Still, a few Council diplomats argue that the Haiti situation is not the direct threat to world peace that Iraq's aggression in Kuwait was. Such a determination is a prerequisite for Council authorization of use of force under Chapter 7 of the UN Charter. Boutros-Ghali makes the case in his report for authorizing force by saying that any troops trying to establish a secure environment in Haiti are likely to face either targeted or incidental violence.
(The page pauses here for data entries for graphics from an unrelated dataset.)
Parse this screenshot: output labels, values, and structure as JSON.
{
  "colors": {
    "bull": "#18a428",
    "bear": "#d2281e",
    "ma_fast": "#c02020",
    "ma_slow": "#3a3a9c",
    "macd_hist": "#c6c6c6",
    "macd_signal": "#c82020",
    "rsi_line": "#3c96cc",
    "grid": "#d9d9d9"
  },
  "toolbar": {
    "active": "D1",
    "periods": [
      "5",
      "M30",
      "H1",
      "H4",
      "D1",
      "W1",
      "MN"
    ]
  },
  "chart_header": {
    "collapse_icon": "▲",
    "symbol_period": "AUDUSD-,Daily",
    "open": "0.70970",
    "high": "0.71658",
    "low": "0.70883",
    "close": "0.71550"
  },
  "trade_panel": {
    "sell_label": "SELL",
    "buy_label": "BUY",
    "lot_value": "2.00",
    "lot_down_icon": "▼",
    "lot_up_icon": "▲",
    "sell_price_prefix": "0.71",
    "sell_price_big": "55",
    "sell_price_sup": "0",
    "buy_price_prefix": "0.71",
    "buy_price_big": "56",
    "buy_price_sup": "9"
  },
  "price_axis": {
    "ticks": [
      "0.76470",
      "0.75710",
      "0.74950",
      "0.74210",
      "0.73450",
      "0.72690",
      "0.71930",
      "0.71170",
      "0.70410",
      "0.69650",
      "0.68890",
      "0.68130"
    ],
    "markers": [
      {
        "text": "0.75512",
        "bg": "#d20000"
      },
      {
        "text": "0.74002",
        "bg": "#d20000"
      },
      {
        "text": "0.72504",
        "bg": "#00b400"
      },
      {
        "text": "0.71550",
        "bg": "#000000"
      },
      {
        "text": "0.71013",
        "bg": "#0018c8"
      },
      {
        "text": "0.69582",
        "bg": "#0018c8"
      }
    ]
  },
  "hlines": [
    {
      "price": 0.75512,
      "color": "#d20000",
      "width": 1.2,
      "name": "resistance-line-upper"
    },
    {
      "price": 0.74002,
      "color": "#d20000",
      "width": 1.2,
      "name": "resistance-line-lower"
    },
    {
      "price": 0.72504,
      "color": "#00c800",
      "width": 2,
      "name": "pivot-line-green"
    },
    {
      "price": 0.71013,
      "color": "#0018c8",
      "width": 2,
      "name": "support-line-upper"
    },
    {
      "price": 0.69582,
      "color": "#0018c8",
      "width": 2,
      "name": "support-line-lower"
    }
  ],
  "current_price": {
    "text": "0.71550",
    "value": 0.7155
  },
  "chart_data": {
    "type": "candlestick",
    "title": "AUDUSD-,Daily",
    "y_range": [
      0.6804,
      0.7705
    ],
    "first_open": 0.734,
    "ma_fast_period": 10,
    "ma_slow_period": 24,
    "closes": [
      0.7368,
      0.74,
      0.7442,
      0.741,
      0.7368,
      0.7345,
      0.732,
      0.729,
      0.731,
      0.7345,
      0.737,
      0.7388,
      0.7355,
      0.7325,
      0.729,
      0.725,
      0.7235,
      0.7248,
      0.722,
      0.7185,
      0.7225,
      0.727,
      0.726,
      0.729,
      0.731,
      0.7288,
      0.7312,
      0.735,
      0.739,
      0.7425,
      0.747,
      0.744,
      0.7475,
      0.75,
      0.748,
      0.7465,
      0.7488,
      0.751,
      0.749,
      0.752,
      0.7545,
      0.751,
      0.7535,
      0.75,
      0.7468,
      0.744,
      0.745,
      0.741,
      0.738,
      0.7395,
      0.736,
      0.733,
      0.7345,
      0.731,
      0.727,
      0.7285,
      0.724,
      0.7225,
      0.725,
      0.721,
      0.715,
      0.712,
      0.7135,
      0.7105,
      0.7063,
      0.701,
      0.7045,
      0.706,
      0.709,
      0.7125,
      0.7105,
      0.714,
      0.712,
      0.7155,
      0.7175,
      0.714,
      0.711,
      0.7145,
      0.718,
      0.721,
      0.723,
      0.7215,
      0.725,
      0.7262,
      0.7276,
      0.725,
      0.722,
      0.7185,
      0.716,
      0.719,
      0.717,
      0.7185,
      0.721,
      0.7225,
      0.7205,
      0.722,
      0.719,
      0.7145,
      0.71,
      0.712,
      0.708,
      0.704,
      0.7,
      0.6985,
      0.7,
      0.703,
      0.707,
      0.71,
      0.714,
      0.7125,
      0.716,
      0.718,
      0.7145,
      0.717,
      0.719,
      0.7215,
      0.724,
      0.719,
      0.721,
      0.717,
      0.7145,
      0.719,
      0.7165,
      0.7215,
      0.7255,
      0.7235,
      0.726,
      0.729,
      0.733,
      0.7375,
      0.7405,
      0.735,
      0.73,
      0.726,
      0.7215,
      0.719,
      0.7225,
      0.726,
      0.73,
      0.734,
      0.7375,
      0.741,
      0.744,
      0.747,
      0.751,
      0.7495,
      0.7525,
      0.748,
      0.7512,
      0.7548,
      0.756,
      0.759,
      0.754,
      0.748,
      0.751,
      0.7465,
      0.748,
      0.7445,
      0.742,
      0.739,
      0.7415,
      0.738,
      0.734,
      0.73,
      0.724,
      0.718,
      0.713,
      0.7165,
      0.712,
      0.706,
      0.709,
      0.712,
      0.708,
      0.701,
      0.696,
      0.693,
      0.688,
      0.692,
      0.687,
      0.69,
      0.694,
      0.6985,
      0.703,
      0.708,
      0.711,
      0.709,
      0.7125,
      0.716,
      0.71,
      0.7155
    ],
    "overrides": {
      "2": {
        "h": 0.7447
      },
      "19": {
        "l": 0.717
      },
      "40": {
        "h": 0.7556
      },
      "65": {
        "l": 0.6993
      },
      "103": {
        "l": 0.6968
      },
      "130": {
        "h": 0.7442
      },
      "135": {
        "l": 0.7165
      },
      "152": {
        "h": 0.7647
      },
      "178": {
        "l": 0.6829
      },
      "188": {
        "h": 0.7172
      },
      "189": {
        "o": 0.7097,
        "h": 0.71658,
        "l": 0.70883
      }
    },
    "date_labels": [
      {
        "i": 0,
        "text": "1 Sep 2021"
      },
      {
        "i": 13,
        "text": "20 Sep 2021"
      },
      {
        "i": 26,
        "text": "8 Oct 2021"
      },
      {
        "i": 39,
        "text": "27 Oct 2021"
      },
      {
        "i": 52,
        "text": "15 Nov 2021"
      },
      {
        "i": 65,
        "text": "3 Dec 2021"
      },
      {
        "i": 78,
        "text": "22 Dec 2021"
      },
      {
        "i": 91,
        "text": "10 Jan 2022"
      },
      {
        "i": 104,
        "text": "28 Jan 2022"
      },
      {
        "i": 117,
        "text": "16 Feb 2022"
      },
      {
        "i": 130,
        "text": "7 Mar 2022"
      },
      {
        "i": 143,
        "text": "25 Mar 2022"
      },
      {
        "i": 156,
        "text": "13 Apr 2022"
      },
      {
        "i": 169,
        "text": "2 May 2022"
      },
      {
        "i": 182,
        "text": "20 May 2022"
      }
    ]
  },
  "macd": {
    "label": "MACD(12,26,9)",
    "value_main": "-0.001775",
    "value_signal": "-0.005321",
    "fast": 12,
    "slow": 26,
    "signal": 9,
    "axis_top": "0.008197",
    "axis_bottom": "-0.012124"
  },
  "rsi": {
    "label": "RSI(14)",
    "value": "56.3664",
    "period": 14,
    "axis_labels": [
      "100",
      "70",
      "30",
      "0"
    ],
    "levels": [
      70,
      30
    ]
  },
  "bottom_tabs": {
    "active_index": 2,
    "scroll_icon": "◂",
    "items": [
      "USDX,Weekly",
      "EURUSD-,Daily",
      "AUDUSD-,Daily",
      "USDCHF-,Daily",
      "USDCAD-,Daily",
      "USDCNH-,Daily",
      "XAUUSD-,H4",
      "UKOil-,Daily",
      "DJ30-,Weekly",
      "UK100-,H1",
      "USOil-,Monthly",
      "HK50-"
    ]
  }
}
Yet Carnegie's Mr. Carothers says the Council already formally determined last fall, after the Governors Island Accord was broken, that the Haiti standoff was a threat to global peace. ``The Council has already made `the big leap,' '' he says. ``The US is only asking the Council to take one more small step to determine what kind of response is appropriate under Chapter 7.''
Long-standing opposition by most OAS members to intervention in Latin America by any foreign forces makes the US decision to turn to the UN for support a logical move, says David Scott Palmer, director of Latin American Studies at Boston University. Haiti, he says, is the only example of a military takeover of an elected, democratic government in Latin America since 1980. Four of the seven Latin America coups of the 1980s, he says, were aimed, by contrast, at ushering in rather than crushing democracy.